Opposition political party in Nigeria

The Advanced Congress of Democrats (ACD) was an opposition political party in Nigeria, created and first registered in March 2006. In September 2006, in merged into the newly formed Action Congress launched in 2005.

The ACD was primarily composed of former People's Democratic Party members, and was one of a series of anti-Obasanjo coalitions, beginning with the Movement for the Defence of Democracy in 2005, and followed by the AC in 2006/2007. It maintained a small independent organization after the 2007 elections, while its leaders had merged into the AC.

The party was formed by opponents of a proposed constitutional amendment that would allow incumbent President Olusegun Obasanjo to seek a third term in office, and had its base of support in the south west of Nigeria.

The then Vice-President Atiku Abubakar, a northerner who opposed a third term for Obasanjo, was believed to back the new party from its inception.

The ACD was largely made up of disgruntled PDP members who felt they had lost power and patronage to the President's supporters. Attempts by the President's supporters to amend the constitutional two term limit, allowing President Obasanjo to continue in office for a further four years, led to a rupture of the underlying tension within the party.

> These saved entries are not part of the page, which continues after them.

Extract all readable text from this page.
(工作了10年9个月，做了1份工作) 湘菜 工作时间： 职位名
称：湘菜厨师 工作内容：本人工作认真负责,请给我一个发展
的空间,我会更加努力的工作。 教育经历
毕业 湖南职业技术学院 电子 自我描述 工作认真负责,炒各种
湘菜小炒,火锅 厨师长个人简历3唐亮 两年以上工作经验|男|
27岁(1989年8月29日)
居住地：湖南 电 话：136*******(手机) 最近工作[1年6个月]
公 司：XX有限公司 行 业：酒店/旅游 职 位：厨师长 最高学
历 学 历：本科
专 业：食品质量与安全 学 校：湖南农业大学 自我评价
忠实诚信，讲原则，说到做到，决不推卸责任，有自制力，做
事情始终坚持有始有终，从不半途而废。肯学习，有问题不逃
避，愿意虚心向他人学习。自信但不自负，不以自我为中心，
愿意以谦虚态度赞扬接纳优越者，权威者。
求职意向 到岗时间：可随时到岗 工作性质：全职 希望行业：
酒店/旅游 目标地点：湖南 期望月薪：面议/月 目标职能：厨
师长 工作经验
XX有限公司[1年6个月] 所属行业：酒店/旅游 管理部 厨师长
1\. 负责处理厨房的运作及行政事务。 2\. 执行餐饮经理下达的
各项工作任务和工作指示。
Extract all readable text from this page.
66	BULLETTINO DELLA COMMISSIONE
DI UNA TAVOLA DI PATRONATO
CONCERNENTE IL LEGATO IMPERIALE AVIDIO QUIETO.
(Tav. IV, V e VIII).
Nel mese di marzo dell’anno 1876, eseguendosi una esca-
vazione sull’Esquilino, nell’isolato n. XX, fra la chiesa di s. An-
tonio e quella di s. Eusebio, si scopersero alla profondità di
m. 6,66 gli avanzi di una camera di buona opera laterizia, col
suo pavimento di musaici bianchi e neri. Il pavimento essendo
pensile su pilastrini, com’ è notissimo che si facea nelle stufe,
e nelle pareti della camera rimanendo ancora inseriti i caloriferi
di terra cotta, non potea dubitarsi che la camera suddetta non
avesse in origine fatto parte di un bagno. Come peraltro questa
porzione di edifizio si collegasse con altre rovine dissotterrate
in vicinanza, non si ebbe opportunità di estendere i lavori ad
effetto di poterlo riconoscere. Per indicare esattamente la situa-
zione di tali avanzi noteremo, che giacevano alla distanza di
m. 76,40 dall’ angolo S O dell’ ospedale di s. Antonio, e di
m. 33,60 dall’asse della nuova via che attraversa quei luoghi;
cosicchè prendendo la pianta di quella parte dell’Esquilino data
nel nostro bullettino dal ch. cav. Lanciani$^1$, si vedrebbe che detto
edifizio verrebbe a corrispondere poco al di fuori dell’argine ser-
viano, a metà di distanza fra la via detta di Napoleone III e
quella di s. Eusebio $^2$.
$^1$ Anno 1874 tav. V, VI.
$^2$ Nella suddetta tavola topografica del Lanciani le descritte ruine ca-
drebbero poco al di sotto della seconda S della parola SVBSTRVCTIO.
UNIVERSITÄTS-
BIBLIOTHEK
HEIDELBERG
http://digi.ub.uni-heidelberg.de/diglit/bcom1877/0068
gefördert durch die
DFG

Three of the founders of the ACD, Alhaji Lawal Kaita, Alhaji Bashir Dalhatu and Audu Ogbeh, are former PDP politicians, and have complained of harassment and detention by the government since the ACD's founding. In March, ACD chair Alhaji Lawal Kaita, the former PDP governor of Kaduna state was detained shortly after a party rally was shut down by police in Dutse, Jigawa State.

The Vice President, who had previously shown no interest in running for president, was the main focus of these former PDP politicians in 2006. He was widely expected to be a future presidential candidate of the ACD.

In September 2006, the ACD led the creation of a coalition with the Alliance for Democracy, the Justice Party, and several other minor political parties, and forming the Action Congress. Atiku Abubakar was its presidential candidate in the 2007 general election.